Unlike so many global health problems, pain treatment is not about money or a lack of drugs, since morphine costs pennies per dose and is easily made. The treatment of pain is complicated by many factors, including drug laws, bureaucratic rigidity and commercial disincentives.

(…)

Overall, Freedom from Pain reveals that bureaucratic hurdles, and the chilling effect of the global war on drugs, are the main impediments to a pain free world. Patients will continue to suffer until global bodies actively work with countries to exclude medical morphine from the war on drugs, and change the blunt drug laws that curtail access to legitimate medical opiates worldwide. Uri Fedotov, the executive director of the United Nations Office of Drugs and Crime, admits in the film that the war on drugs is cutting people off from pain medication, but offers little in the way of concrete proposals for changing the status quo.

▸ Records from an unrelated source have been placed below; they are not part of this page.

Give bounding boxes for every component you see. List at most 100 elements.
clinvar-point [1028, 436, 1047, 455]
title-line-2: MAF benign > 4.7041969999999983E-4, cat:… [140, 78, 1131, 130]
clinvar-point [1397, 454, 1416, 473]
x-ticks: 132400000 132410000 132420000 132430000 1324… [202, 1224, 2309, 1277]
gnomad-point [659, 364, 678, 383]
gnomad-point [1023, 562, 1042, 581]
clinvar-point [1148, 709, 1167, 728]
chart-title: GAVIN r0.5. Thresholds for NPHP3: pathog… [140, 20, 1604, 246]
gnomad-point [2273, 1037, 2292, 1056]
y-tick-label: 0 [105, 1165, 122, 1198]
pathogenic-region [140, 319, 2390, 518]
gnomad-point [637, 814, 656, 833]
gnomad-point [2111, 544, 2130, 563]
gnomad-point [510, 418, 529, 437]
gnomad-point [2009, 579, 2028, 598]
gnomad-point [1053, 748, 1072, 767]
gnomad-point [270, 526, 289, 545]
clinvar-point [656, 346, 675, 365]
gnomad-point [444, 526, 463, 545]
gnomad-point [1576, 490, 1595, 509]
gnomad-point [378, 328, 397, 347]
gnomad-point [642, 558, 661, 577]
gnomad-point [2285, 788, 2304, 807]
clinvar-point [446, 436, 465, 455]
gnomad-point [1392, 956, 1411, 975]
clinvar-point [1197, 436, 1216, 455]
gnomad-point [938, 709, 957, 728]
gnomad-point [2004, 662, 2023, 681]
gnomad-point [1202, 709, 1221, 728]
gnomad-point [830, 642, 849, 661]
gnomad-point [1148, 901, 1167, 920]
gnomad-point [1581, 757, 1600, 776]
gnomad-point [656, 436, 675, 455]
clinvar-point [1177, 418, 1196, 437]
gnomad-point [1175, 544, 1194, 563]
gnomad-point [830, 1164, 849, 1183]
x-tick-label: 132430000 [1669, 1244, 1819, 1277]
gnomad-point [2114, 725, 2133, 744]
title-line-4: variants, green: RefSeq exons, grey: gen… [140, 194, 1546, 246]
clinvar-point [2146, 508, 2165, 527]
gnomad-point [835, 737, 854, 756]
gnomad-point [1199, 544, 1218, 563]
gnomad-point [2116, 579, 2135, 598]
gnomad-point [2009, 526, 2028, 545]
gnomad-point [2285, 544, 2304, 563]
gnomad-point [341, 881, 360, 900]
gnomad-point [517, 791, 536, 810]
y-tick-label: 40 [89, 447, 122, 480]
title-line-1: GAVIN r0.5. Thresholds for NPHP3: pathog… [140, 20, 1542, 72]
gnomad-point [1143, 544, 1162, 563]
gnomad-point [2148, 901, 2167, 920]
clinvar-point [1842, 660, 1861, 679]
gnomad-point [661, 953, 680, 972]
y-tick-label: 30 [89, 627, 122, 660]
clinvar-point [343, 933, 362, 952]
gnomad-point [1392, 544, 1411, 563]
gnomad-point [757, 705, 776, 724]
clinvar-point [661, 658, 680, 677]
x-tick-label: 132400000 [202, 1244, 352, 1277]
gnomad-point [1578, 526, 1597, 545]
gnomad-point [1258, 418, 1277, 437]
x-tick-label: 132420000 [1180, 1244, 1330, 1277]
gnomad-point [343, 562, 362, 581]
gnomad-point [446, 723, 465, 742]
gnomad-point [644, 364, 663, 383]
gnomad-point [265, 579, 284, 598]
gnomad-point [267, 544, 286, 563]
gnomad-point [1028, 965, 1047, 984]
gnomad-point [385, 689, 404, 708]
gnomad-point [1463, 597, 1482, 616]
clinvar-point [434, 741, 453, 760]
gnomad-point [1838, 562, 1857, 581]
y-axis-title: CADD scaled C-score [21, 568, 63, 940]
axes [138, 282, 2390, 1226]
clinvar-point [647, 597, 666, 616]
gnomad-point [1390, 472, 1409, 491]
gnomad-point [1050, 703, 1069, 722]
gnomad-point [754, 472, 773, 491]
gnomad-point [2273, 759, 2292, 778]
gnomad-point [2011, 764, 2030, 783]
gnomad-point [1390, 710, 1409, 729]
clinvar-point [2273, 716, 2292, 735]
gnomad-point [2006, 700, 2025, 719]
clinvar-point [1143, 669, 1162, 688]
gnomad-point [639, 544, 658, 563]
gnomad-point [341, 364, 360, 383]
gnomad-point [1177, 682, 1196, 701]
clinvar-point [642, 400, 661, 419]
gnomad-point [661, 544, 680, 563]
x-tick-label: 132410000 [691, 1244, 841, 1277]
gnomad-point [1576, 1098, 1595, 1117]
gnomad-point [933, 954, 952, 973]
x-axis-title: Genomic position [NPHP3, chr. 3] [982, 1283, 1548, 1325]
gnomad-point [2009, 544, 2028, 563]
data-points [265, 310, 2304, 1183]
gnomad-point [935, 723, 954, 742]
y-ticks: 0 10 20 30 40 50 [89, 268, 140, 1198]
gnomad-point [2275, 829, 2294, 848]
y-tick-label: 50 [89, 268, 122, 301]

Lohman points out that inertia may be the greatest obstacle to improving access to morphine, and that pressure brought by doctors and human rights activists is critical to getting pain medication to the people who need it. That is what happened in Uganda, the final stop in the film. Dr Jack Jagwe, who served in that war-torn country’s health ministry in the 1990s, worked closely with foreign doctors and the international community to put into writing that every citizen there should have the right to palliative care – a first in Africa.”